Crusty Old Meatwad (he/him)
Smite does a bucket-load of damage on a crit. Take few levels of fighter and you crit on 19-20. Then take a couple levels of barbarian and you attack with advantage all the time. Then take the rest of your levels as sorcerer and you have lots of spell slots to use for smiting. While this is happening take the Defense fighting style, put on some plate armor and sling a shield and you have a decent armor class. And if you play your cards right you have a nice Charisma bonus that provides one of the best buffs in the game.

How is that "Paladin"? You've just described a primary sorcerer with levels in three other classes, which doesn't even "come on line" until mid-levels. Surely that can't be why people say "Paladins" are so effective.
 

ppaladin123

Adventurer
They can buff away the drawbacks of the great-weapon fighter feat; they can smite on opportunity attacks; they have very high defenses and self-healing meaning they can consistently pump out melee damage round.
after round. An OoV vengeance paladin with haste up and using channel divinity to get advantage on all attacks is particularly brutal.

But paladins in general don't have many tools for dealing with hordes of enemies...they are best going one-on-one against a big baddie.
 


How is that "Paladin"? You've just described a primary sorcerer with levels in three other classes, which doesn't even "come on line" until mid-levels. Surely that can't be why people say "Paladins" are so effective.

Because everything in that build is hinged on the Paladin and smiting.

The paladin on their own are pretty self contained from the get go - they can heal, cure wounds or disease, get good armor, have good hit points, receive a nice number of spells with good utility, and have excellent offensive capabilities. Fighters are okay but need Feats to be in the same class. Rangers are, well, rangers. The paladin's only weakness is their saves but they get nifty auras that help out a lot in that regard.
 


The short answer is that few games manage to sustain 6-8 challenging encounters per day, and paladins benefit more than any other class as you reduce the number of encounters.

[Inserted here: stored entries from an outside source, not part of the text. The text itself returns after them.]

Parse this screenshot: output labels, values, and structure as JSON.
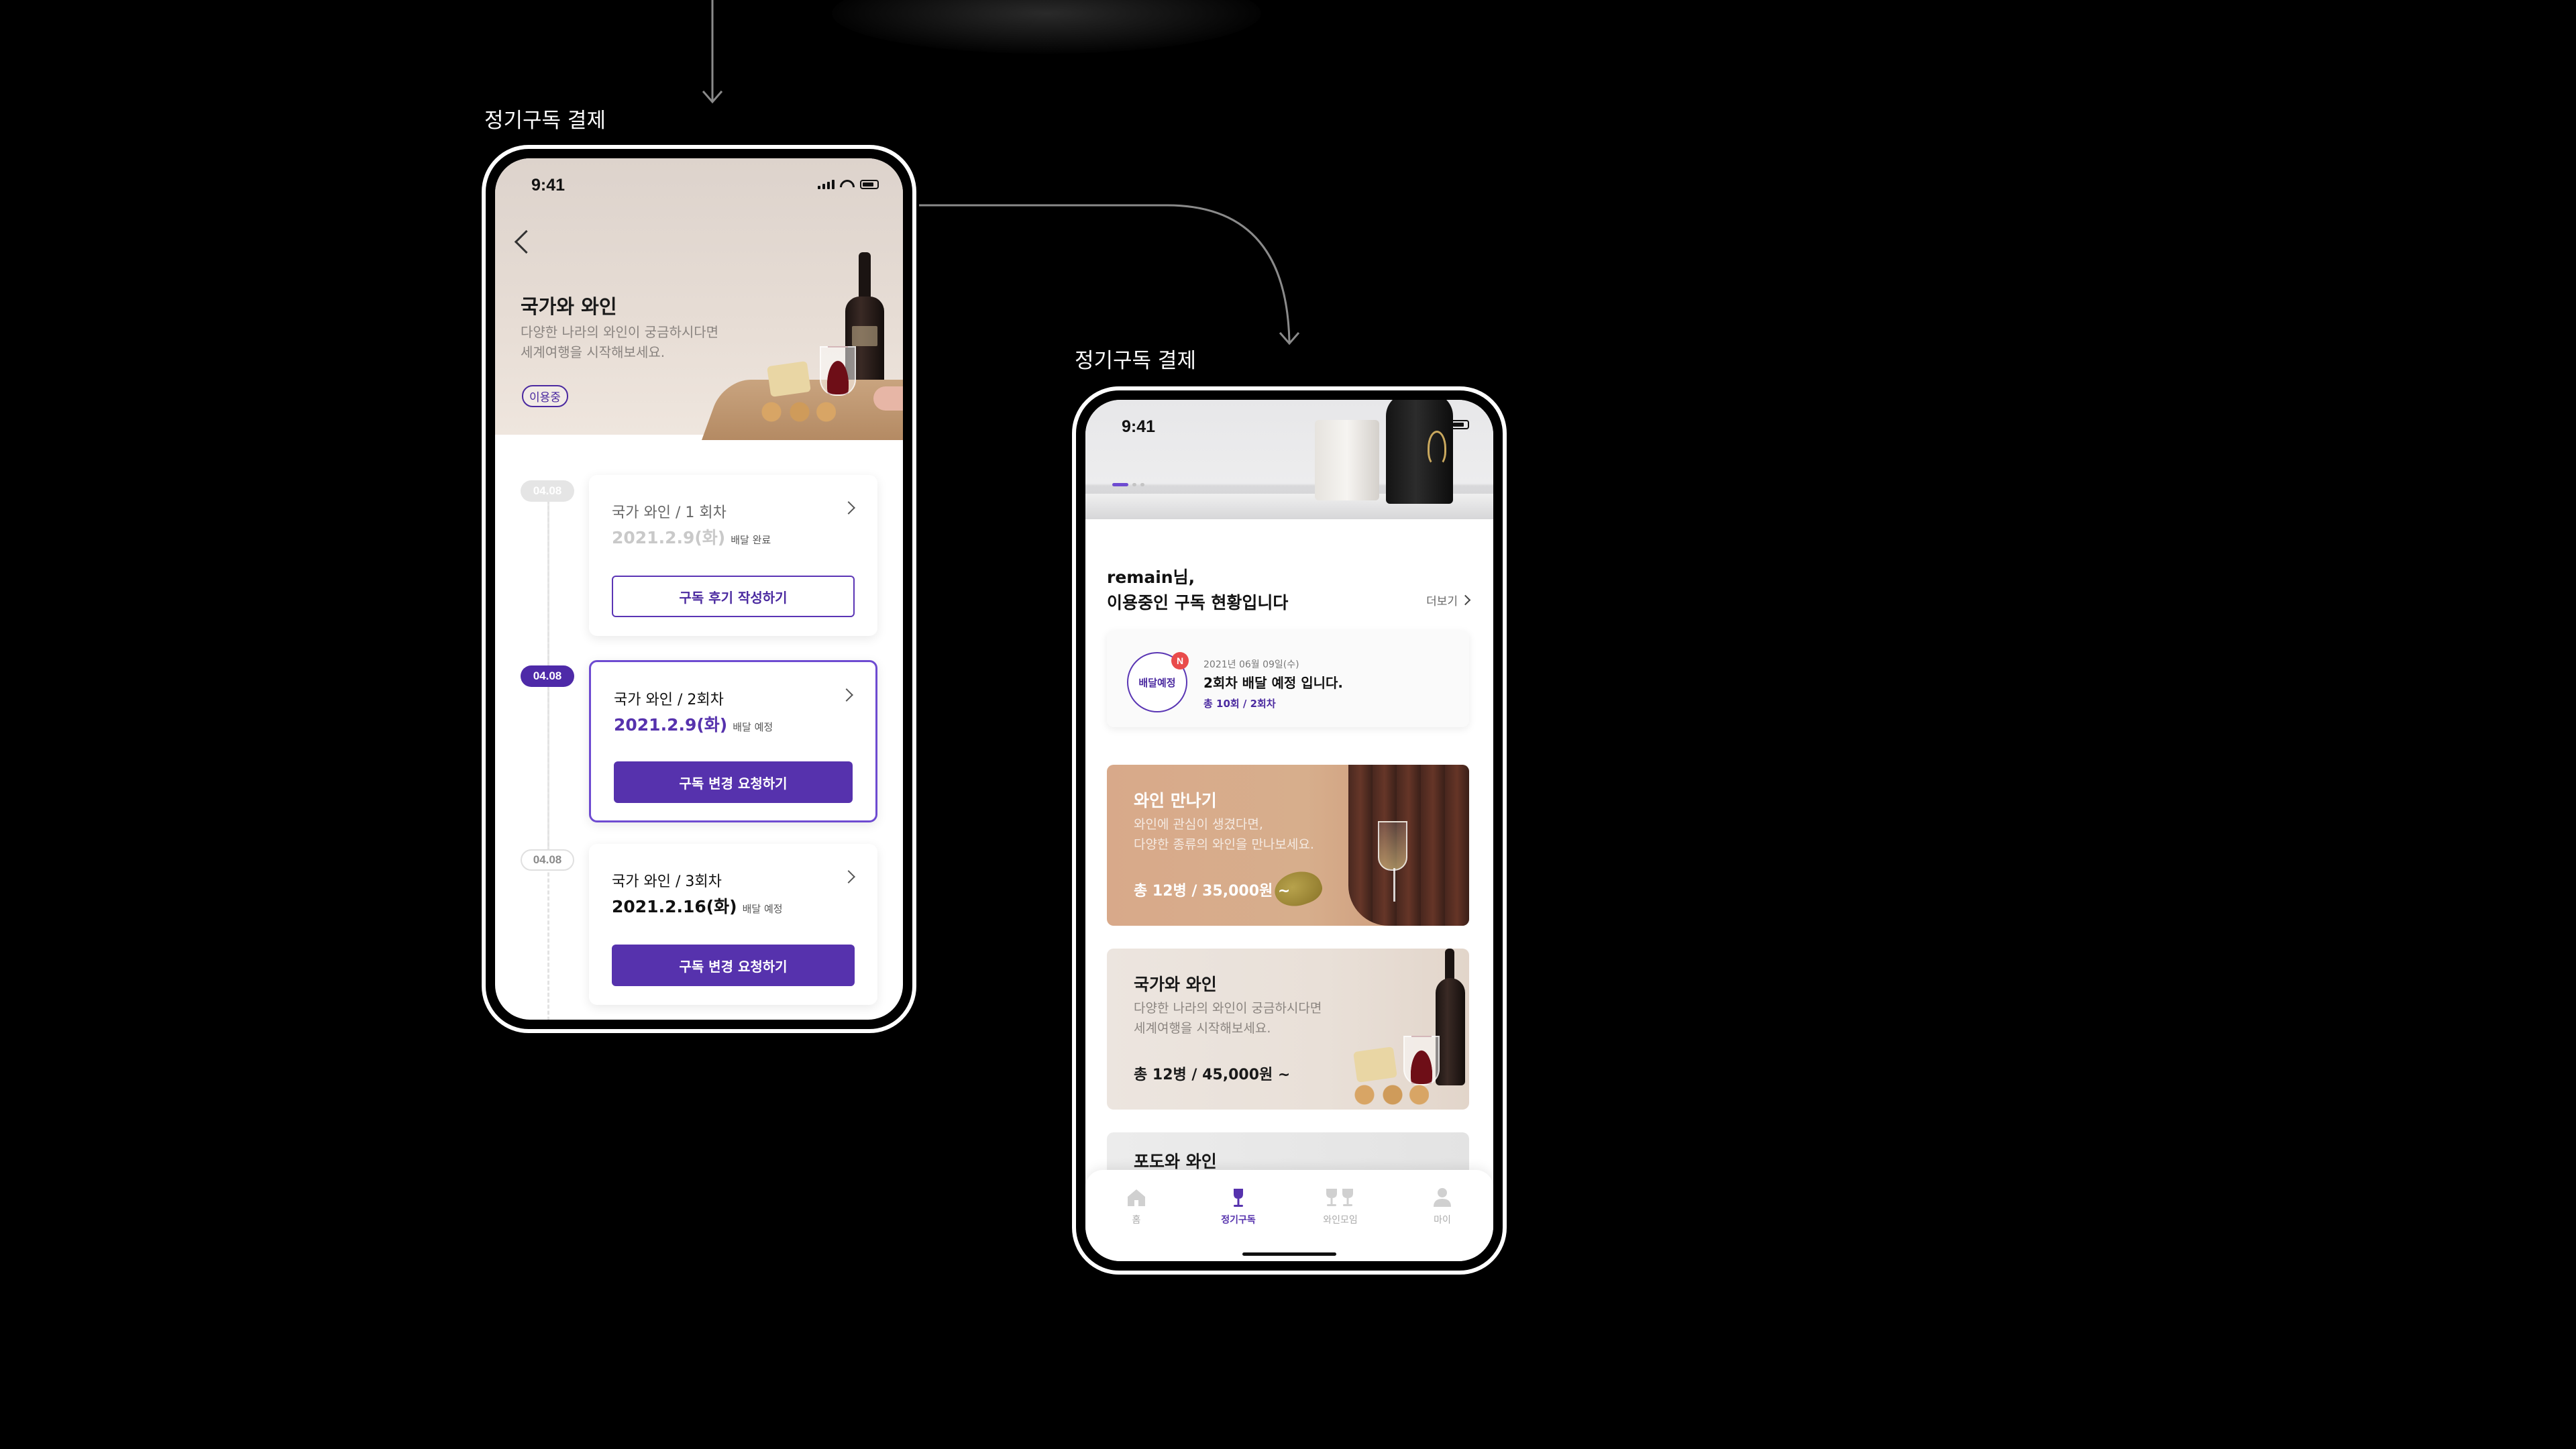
{
  "captions": {
    "left": "정기구독 결제",
    "right": "정기구독 결제"
  },
  "phone1": {
    "status": {
      "time": "9:41"
    },
    "hero": {
      "title": "국가와 와인",
      "desc_line1": "다양한 나라의 와인이 궁금하시다면",
      "desc_line2": "세계여행을 시작해보세요.",
      "chip": "이용중"
    },
    "timeline": [
      {
        "date": "04.08",
        "state": "done",
        "title": "국가 와인 / 1 회차",
        "delivery_date": "2021.2.9(화)",
        "delivery_status": "배달 완료",
        "button": "구독 후기 작성하기",
        "button_style": "outline"
      },
      {
        "date": "04.08",
        "state": "active",
        "title": "국가 와인 / 2회차",
        "delivery_date": "2021.2.9(화)",
        "delivery_status": "배달 예정",
        "button": "구독 변경 요청하기",
        "button_style": "fill"
      },
      {
        "date": "04.08",
        "state": "future",
        "title": "국가 와인 / 3회차",
        "delivery_date": "2021.2.16(화)",
        "delivery_status": "배달 예정",
        "button": "구독 변경 요청하기",
        "button_style": "fill"
      }
    ]
  },
  "phone2": {
    "status": {
      "time": "9:41"
    },
    "greeting_line1": "remain님,",
    "greeting_line2": "이용중인 구독 현황입니다",
    "more_label": "더보기",
    "status_card": {
      "circle_label": "배달예정",
      "badge": "N",
      "date": "2021년 06월 09일(수)",
      "main": "2회차 배달 예정 입니다.",
      "sub": "총 10회 / 2회차"
    },
    "products": [
      {
        "title": "와인 만나기",
        "desc_line1": "와인에 관심이 생겼다면,",
        "desc_line2": "다양한 종류의 와인을 만나보세요.",
        "price": "총 12병 / 35,000원 ~"
      },
      {
        "title": "국가와 와인",
        "desc_line1": "다양한 나라의 와인이 궁금하시다면",
        "desc_line2": "세계여행을 시작해보세요.",
        "price": "총 12병 / 45,000원 ~"
      },
      {
        "title": "포도와 와인"
      }
    ],
    "tabs": [
      {
        "label": "홈",
        "icon": "home-icon",
        "active": false
      },
      {
        "label": "정기구독",
        "icon": "wine-glass-icon",
        "active": true
      },
      {
        "label": "와인모임",
        "icon": "wine-glasses-icon",
        "active": false
      },
      {
        "label": "마이",
        "icon": "person-icon",
        "active": false
      }
    ]
  },
  "colors": {
    "accent": "#5632ad",
    "badge_red": "#e94b4b",
    "background": "#000000"
  }
}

Paladins can spend 2-3 spell slots per round on smiting (compared to the 1-2 spell slots that a wizard or cleric might spend, counting their reaction), but they are balanced around not having very many spell slots in total. Since many tables experience only 1-2 challenging encounters per day, the paladin is able to go all-out and easily overshadow everyone else. (The problem can be exacerbated further through multi-classing, but it's hard to fault the paladin class for that.)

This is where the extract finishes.